Renald Bernier

La planche à pain….

14 Fév. 2018

La fin d’année a été plutôt mouvementée pour moi. Après un voyage très formateur en Suède, j’ai dû combattre une vilaine grippe qui m’a laissé sur le carreau durant toutes les Fêtes. Peut-être l’âge commence-t-il à faire des siennes ? Peut-être, mais entre vous et moi, il n’y a pas que des désavantages à vieillir. Avec le temps, on prend aussi beaucoup d’expérience, ce qui nous aide à travailler efficacement.

Une des choses que j’ai apprises chez RESAM, c’est que des années «relax», ça n’existe pas vraiment. Même quand nous avons un ministre qui désire faire avancer les choses, même quand les investissements sont au rendez-vous, il y a toujours quelque chose à travailler. Cette année ne sera pas différente: j’aimerais donc vous présenter certains dossiers qui monopoliseront notre temps.

LES INVESTISSEMENTS EN FORÊT PRIVÉE

Nous sentons réellement que les autorités du ministère des Forêts veulent développer la forêt privée. Toutefois, malgré cette volonté affirmée, il reste encore du travail à réaliser afin de convaincre le Conseil du trésor d’investir davantage en forêt privée. Des demandes ont déjà été acheminées conjointement avec d’autres partenaires.

28 millions de dollars supplémentaires sont nécessaires pour réaliser entièrement la recette sylvicole, remettre en production les superficies attaquées par la tordeuse des bourgeons de l’épinette (TBE). Les prochaines semaines seront cruciales et la contribution de tous sera nécessaire autant en région que sur le plan provinciale, afin de faire valoir l’importance de la forêt privée dans la création de richesse au Québec.

LE CALCUL DES TAUX EN FORÊT PRIVÉE

Nous avions convenu avec le ministère des Forêt, de la Faune et des Pars (MFFP) de mettre en place un système d’évaluation de la valeur des traitements sylvicoles en forêt privée. Ce processus prend plus de temps que prévu notamment parce que la disponibilité de données propres à la forêt privée est faible. Par contre, le processus peut toujours déraper. Nous nous assurerons que le calcul soit équitable avec celui de la forêt publique.
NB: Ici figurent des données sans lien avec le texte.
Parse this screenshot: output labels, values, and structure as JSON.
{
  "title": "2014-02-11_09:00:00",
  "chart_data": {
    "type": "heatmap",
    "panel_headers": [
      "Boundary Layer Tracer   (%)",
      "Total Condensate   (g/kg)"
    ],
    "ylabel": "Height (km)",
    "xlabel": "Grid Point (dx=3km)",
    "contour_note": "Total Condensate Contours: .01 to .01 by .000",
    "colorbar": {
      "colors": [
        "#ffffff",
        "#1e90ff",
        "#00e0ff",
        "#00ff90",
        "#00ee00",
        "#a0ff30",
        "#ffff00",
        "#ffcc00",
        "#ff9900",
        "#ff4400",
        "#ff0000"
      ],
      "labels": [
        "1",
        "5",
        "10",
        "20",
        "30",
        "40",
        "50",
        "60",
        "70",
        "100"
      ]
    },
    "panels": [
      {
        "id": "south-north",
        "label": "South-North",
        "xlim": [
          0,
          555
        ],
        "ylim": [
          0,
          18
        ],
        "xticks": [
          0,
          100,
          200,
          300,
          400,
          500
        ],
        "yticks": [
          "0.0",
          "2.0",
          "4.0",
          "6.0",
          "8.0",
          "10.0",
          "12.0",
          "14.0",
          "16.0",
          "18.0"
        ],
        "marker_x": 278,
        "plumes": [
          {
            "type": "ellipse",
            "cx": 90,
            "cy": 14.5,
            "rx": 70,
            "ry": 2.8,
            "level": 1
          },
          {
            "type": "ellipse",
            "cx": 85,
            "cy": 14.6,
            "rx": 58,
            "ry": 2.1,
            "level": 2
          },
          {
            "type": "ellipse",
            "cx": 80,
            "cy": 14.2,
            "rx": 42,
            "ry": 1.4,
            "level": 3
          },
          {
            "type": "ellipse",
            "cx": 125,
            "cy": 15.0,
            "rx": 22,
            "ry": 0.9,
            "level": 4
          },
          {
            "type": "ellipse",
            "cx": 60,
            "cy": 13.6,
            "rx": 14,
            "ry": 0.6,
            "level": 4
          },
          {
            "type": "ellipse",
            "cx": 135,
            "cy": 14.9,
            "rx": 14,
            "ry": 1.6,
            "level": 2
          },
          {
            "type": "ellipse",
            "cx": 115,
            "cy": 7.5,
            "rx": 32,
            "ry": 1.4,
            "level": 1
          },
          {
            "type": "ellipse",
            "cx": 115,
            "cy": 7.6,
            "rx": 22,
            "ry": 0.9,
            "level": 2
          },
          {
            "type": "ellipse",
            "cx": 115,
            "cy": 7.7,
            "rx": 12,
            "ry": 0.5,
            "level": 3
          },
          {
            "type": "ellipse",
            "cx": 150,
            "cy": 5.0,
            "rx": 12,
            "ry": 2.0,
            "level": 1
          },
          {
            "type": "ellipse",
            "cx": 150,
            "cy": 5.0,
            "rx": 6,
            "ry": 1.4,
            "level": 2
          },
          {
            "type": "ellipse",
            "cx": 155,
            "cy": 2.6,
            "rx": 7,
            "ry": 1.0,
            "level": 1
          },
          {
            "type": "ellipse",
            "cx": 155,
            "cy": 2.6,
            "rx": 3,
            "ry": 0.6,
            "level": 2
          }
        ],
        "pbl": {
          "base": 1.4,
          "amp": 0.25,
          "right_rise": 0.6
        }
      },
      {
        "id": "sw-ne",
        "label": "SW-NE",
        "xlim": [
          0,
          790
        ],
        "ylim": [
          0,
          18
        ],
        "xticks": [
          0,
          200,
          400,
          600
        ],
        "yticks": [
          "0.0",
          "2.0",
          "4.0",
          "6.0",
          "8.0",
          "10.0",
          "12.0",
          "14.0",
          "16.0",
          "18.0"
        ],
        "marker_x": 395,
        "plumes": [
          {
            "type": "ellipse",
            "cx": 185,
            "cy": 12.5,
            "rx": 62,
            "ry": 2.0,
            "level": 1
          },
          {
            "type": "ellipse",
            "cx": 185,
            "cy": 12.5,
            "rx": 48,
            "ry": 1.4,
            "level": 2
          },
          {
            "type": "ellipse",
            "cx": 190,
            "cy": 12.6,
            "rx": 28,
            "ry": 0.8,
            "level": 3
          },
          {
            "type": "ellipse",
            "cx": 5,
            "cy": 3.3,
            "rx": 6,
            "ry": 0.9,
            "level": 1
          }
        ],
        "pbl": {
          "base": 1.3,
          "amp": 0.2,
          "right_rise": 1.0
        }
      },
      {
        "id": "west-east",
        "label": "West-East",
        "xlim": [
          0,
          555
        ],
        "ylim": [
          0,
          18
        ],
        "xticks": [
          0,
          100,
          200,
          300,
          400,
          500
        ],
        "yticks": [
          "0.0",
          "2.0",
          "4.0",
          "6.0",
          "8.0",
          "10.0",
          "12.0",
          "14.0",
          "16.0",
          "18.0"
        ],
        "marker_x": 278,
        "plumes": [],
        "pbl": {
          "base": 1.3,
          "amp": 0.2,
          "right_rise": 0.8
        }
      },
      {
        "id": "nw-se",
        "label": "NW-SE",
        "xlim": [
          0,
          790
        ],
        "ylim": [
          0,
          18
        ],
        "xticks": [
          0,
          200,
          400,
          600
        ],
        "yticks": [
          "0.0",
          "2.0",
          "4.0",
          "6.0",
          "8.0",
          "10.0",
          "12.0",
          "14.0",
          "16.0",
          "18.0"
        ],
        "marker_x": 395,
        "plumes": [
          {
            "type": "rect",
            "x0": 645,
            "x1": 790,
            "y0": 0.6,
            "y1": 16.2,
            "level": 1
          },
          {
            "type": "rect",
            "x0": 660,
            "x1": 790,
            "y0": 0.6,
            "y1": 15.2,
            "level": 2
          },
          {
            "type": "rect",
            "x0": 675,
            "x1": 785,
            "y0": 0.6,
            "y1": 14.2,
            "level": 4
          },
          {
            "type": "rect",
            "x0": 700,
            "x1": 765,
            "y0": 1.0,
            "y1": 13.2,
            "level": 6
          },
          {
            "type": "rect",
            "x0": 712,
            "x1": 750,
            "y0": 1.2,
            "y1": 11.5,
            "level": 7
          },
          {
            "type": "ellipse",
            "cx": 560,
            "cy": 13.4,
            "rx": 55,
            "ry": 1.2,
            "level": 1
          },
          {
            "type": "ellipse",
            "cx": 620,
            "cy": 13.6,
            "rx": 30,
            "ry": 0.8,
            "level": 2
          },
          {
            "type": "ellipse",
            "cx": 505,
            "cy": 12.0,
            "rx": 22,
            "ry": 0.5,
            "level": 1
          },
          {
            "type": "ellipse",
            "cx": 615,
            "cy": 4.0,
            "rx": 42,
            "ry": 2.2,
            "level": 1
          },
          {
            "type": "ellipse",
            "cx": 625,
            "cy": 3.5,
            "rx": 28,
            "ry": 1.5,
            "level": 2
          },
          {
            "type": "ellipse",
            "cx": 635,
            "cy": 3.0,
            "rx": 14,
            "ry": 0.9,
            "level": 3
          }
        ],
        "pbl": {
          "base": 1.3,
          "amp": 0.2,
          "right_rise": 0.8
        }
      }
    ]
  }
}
À l’heure actuelle, ce n’est pas encore le cas.

LA LUTTE CONTRE LA TBE

L’année dernière, le ministre BLANCHETTE a annoncé un programme afin de combattre l’épidémie de TBE en forêt privée. Il était aussi convenu que la première année du programme en serait une de planification.

Cette année, nous assisterons à la première année de travaux terrain. Comme à chaque première, plusieurs ajustements devront être apportés à la planification originale. Nous serons donc évalués selon notre capacité à nous adapter. Ce sera certainement un très gros défi qui justifiera encore plus l’importance de notre comité conjoint sur la TBE.

LA SIMPLIFICATION ADMINISTRATIVE

Depuis quelques années déjà, le MFFP a joint sa voix à la nôtre pour demander à ce que des gains d’efficacité soient réalisés avec la simplification administrative en forêt privée. Malheureusement, cette étape n’a pas encore été couronnée de succès. Les processus sont à peu près les mêmes et les coûts associé non pas réellement diminués. Il est plus que temps que ce dossier avance réellement.

LE DÉVELOPPEMENT INFORMATIQUE

Pour améliorer l’efficacité des activités des groupements forestiers, RESAM développe depuis plusieurs années un logiciel de gestion en géomatique adapté à la forêt privée. Ce logiciel, bien que fonctionnel, doit subir une révision en profondeur dans le but d’intégrer des technologies d’avant-garde et performantes. Nous devons aussi ajouter de nouvelles fonctionnalités afin de pouvoir naviguer dans un environnement d’affaires qui a grandement évolué depuis quelques années.

LE SERVICE AUX MEMBRES

Un des changements importants qu’a amené la nouvelle planification stratégique, c’est la volonté de RESAM d’offrir plus de services aux membres. Un bon travail a été amorcé avec le développement des divers programmes d’assurances et le maintien du programme MFOR.

Dans les prochaines semaines, plusieurs formations seront mises de l’avant. Ces formations ont pour but d’améliorer le service aux producteurs regroupés dans une logique de mobilisation des bois. Ainsi, plusieurs employés auront la chance d’améliorer leurs connaissances marketing de la récolte et en fiscalité du producteur. Nous continuerons donc à nous assurer que les travailleurs oeuvrant au sein des groupements forestiers aient les meilleurs outils possible.

Vous le voyez, ce sera encore une année fort chargée, et beaucoup de travail sera nécessaire. Toutefois, reconnaissons que la température est bonne et que, cette année, il sera encore plus aisé de travailler au développement plutôt qu’à sauvegarder ce que l’on peut.